Anderson does not trouble himself to explain why Quell is next seen impulsively boarding a luxury yacht moored in San Francisco Bay, but the following morning, on the high seas, he is discovered as a stowaway and ushered into the company and the world of Lancaster Dodd (Hoffman), aka The Master.
Dodd, who introduces himself as "a writer, a doctor, a theoretical philosopher, and a nuclear physicist ... but above all, a man" is leader of a philosophical movement called The Cause and the two men fit together as guru and disciple like a right hand in a left-hand glove.
The Cause's obscure vocabulary (people who are "aberrated" submit to "processing" to get rid of "negative emotional impulses" with which their traumatic past has riddled them) has prompted comparisons with Scientology.
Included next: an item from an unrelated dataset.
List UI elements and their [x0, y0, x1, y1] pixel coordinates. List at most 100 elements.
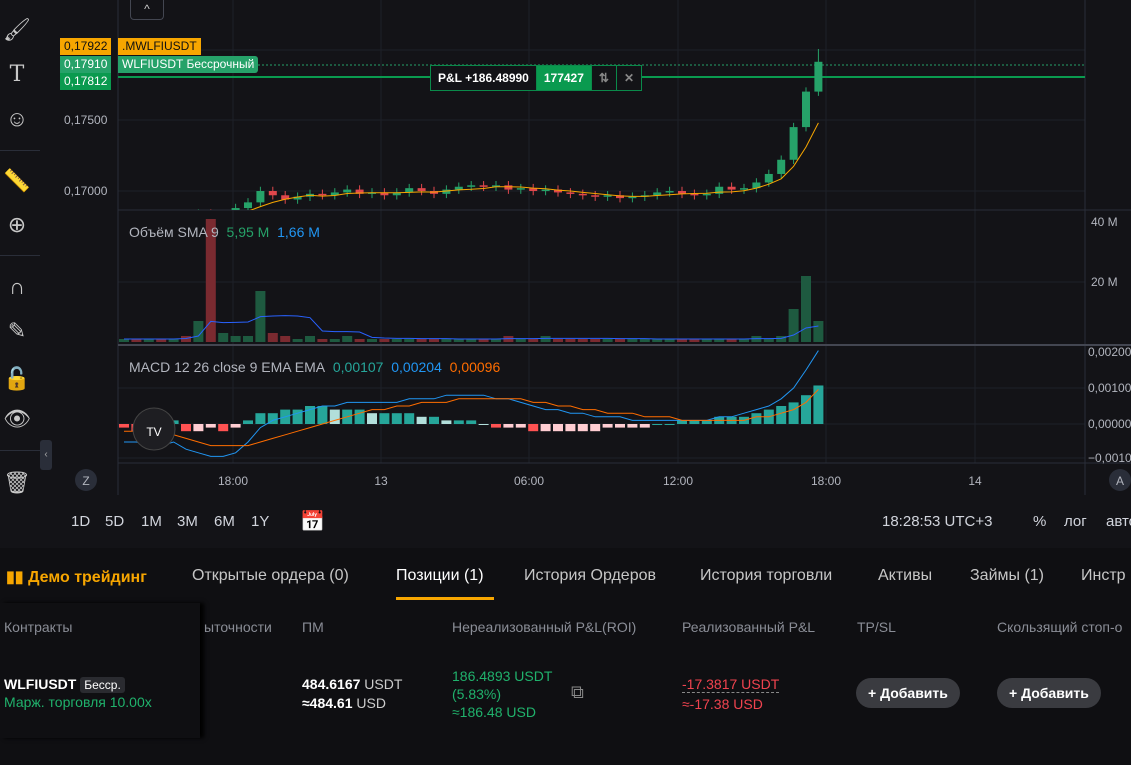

But you'd have to be as stupid as Tom Cruise to see the film as an attack on L. Ron Hubbard - and if it is, none of its punches lands with any force: Dodd is a blowhard and a bullshit-artist, but he's often quite likeable.
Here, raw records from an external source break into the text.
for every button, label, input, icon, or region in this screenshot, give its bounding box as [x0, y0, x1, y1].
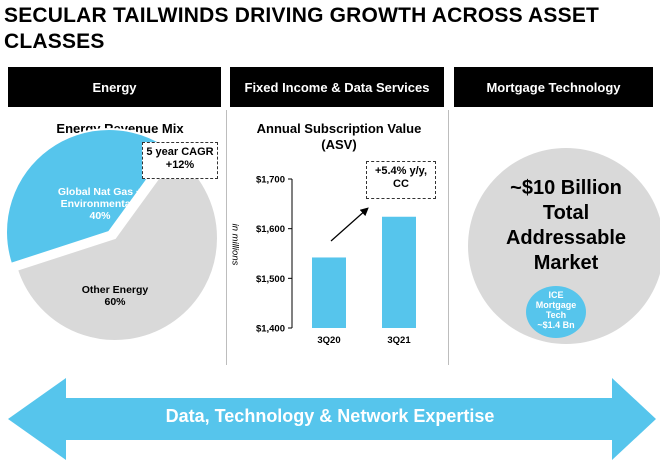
pie-slice-name-other: Other Energy	[81, 284, 149, 296]
column-divider-left	[226, 110, 227, 365]
cagr-callout: 5 year CAGR +12%	[142, 142, 218, 179]
header-mortgage-technology: Mortgage Technology	[454, 67, 653, 107]
asv-panel-title: Annual Subscription Value (ASV)	[256, 121, 422, 152]
growth-arrow	[330, 207, 369, 242]
ice-line4: ~$1.4 Bn	[537, 320, 575, 330]
pie-slice-label-gas: Global Nat Gas + Environmentals 40%	[40, 186, 160, 222]
asv-bar-3Q20	[312, 257, 346, 328]
asv-y-axis-label: in millions	[229, 223, 241, 266]
tam-text: ~$10 Billion Total Addressable Market	[480, 176, 652, 276]
asv-x-tick-label: 3Q21	[387, 335, 411, 346]
tam-line4: Market	[533, 252, 599, 274]
asv-y-tick-label: $1,400	[256, 324, 285, 335]
pie-slice-other	[15, 153, 219, 342]
asv-x-tick-label: 3Q20	[317, 335, 340, 346]
asv-bar-chart: $1,400 $1,500 $1,600 $1,700 3Q20 3Q21	[256, 175, 416, 346]
double-arrow-banner-text: Data, Technology & Network Expertise	[165, 406, 495, 426]
energy-pie-chart	[5, 128, 219, 342]
tam-line2: Total	[542, 202, 590, 224]
pie-slice-value-other: 60%	[104, 296, 126, 308]
cagr-callout-line1: 5 year CAGR	[146, 146, 214, 158]
asv-y-tick-label: $1,700	[256, 175, 285, 186]
pie-slice-label-other: Other Energy 60%	[60, 284, 170, 308]
cagr-callout-line2: +12%	[165, 159, 195, 171]
tam-line1: ~$10 Billion	[510, 177, 622, 199]
pie-slice-value-gas: 40%	[89, 210, 111, 222]
asv-growth-callout: +5.4% y/y, CC	[366, 161, 436, 199]
ice-mortgage-circle: ICE Mortgage Tech ~$1.4 Bn	[526, 286, 586, 338]
asv-y-tick-label: $1,500	[256, 274, 285, 285]
double-arrow-banner	[8, 378, 656, 460]
pie-slice-name-gas: Global Nat Gas + Environmentals	[57, 186, 143, 210]
header-energy: Energy	[8, 67, 221, 107]
asv-growth-callout-line2: CC	[393, 178, 409, 190]
asv-growth-callout-line1: +5.4% y/y,	[374, 165, 428, 177]
ice-line3: Tech	[545, 310, 567, 320]
ice-line1: ICE	[548, 290, 564, 300]
asv-bar-3Q21	[382, 216, 416, 328]
ice-line2: Mortgage	[535, 300, 577, 310]
asv-y-axis-label-wrap: in millions	[215, 217, 255, 277]
pie-slice-gas	[5, 128, 171, 266]
header-fixed-income: Fixed Income & Data Services	[230, 67, 444, 107]
column-divider-right	[448, 110, 449, 365]
tam-line3: Addressable	[505, 227, 627, 249]
page-title: SECULAR TAILWINDS DRIVING GROWTH ACROSS …	[4, 4, 600, 53]
asv-y-tick-label: $1,600	[256, 224, 285, 235]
If it's an attack, it's on hucksterism of all sorts - Hoffman captures perfectly the way in which charisma can make empty-headedness plausible, a pointed comment on our age if ever I heard one. But primarily it is a character study: these two men make unlikely soulmates - the reason for their attraction to each other is not clear to us or to Dodd's wife Peggy (Adams), whose apparent meekness hides a steely resolve. And the entirely inconclusive story arc makes a heavy demand on the viewer.
It's the misshapen architecture that remains the biggest problem, though: the crop-picking episode and the rest of Quell's five post-war years pass in a blur, yet long minutes are devoted to an obscure sequence in which both men ride a motorcycle through the desert.
In that scene and others (a flight through ploughed fields; the department store interiors; the close-up two-hander scenes) Anderson's cinematographer, Mihai Malaimare, turns in ravishing work - though screenings here won't show it at its 70mm best. But, like the score by Radiohead's Jonny Greenwood, it's more than the film can bear.
It's as though the filmmaker has ideas for moments in a story but no sense of the story itself. We end up being more fascinated than we should be by two characters who never really do anything to command our attention.
Stars: 3/5
Cast: Joaquin Phoenix, Philip Seymour Hoffman, Amy Adams
Director: Paul Thomas Anderson
Running time: 143 mins
Rating: R13 (sex scenes, offensive language)
Verdict: A mesmerising and magnificent failure.